The key message was don't dismiss varieties that have proven profitable for your business just because there is something new on the market, instead keep the old variety and benchmark all new ones against those tried, tested and proven.

Mr Burgess also addressed the issue of dry sowing and said those who controlled the running of NVTs needed to consider dry sowing and what it might mean for variety development in trials in future years.

He also said a lack of moisture wasn't a problem while establishing the 2013 trials, in fact a large percentage of the trials were planted into soils which started with full moisture profiles early in the year.

He said by June some planted ground had started to run out of moisture but when the rain eventually fell, it fell with minimal frost.

The long, cool and wet finish produced significant grain fill for the NVTs and they were put in a position to produce relatively unclouded results.

While the 2013 trails (and subsequent market signals) indicated that Calingiri remained the alpha dog of the Noodle world, questions were raised as to why growers hadn't seen a replacement yet.

It was as simple as saying there was nothing better than Calingiri on the APWN market as of yet.

Mr Burgess also revealed that Mace continued to rank very well, along with Wyalkatchem and Yitpi in the majority of the NVT trial zones.

He also mentioned the potential for a Yitpi replacement in coming years which would hopefully house a better disease package, especially for yellow spot.

"With breeding it's not an overnight thing, it takes a number of years," Mr Burgess said.

"Plant breeders work to increase yield and crop quality all the time.

"IMI types like Kord, Justica, Grange and Impose have come through the ranks to help tackle some prevalent grass problems but they are still a fair way behind other well-known benchmark varieties in terms of yield."

In general terms Mace performed extremely well across all planting zones in 2013.

Magenta also performed very well because of the long season.

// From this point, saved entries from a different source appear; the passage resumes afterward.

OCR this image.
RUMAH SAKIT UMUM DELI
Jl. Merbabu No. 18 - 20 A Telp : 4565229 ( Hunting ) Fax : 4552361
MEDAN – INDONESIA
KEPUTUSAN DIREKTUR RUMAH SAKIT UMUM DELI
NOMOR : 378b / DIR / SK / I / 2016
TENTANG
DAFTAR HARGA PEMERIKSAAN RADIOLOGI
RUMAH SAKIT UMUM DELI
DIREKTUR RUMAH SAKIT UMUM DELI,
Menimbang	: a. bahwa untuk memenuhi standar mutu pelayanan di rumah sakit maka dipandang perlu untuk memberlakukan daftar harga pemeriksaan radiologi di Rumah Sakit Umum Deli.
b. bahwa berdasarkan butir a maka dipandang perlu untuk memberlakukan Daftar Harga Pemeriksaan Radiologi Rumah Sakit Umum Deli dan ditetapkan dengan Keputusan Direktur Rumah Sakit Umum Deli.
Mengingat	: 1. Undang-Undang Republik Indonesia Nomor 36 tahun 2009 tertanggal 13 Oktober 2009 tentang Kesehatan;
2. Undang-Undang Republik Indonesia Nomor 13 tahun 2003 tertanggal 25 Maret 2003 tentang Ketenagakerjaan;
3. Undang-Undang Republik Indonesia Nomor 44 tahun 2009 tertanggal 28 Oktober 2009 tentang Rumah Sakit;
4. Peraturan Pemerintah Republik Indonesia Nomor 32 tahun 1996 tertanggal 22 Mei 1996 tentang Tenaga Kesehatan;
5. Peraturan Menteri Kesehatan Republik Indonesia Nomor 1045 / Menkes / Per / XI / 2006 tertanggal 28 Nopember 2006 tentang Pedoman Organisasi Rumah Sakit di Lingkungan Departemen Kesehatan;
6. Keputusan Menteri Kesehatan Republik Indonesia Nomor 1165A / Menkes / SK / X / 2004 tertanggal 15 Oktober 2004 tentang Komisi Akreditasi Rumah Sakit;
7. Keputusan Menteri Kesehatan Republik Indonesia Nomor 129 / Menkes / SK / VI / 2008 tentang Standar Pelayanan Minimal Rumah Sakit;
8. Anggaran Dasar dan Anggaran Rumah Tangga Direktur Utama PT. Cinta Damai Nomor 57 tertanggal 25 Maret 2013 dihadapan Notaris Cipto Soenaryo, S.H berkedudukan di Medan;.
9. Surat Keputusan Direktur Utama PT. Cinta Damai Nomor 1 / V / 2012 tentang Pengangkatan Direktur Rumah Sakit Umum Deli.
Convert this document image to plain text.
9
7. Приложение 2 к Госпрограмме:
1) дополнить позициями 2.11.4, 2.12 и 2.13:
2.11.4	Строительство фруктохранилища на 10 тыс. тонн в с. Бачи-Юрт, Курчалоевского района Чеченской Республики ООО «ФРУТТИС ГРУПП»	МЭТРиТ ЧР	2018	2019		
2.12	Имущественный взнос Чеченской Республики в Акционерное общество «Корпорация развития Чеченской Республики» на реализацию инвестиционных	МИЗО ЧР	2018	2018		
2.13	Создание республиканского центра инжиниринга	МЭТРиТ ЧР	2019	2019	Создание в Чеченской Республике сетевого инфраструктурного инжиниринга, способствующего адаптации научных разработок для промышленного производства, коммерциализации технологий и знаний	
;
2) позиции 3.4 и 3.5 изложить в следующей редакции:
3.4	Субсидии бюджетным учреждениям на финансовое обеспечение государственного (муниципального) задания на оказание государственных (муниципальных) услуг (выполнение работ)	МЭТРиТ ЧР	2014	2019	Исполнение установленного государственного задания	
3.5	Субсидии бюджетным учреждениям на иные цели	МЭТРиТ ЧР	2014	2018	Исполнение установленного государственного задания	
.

Westonia didn't do quite as well as last year in terms of its overall yield and the Wyalkatchem results were shown to be sitting exactly where they were during the last few years.

Mr Burgess said despite this Wyalkatchem still wasn't a bad performer and continued to be used as a benchmark for other varieties throughout WA.

Corack also performed relatively well and made the most of the long finish with its high yield potential.

Mr Burgess said the varieties in the 2013 NVT made the most of the extended seasonal time frame and demonstrated their ability to express all characteristics.

He also made sure to mention that growers should look at long-term analysis data to assess how any varieties performed on average over a long range of different seasons before making a choice about which varieties to plant in season 2014/15.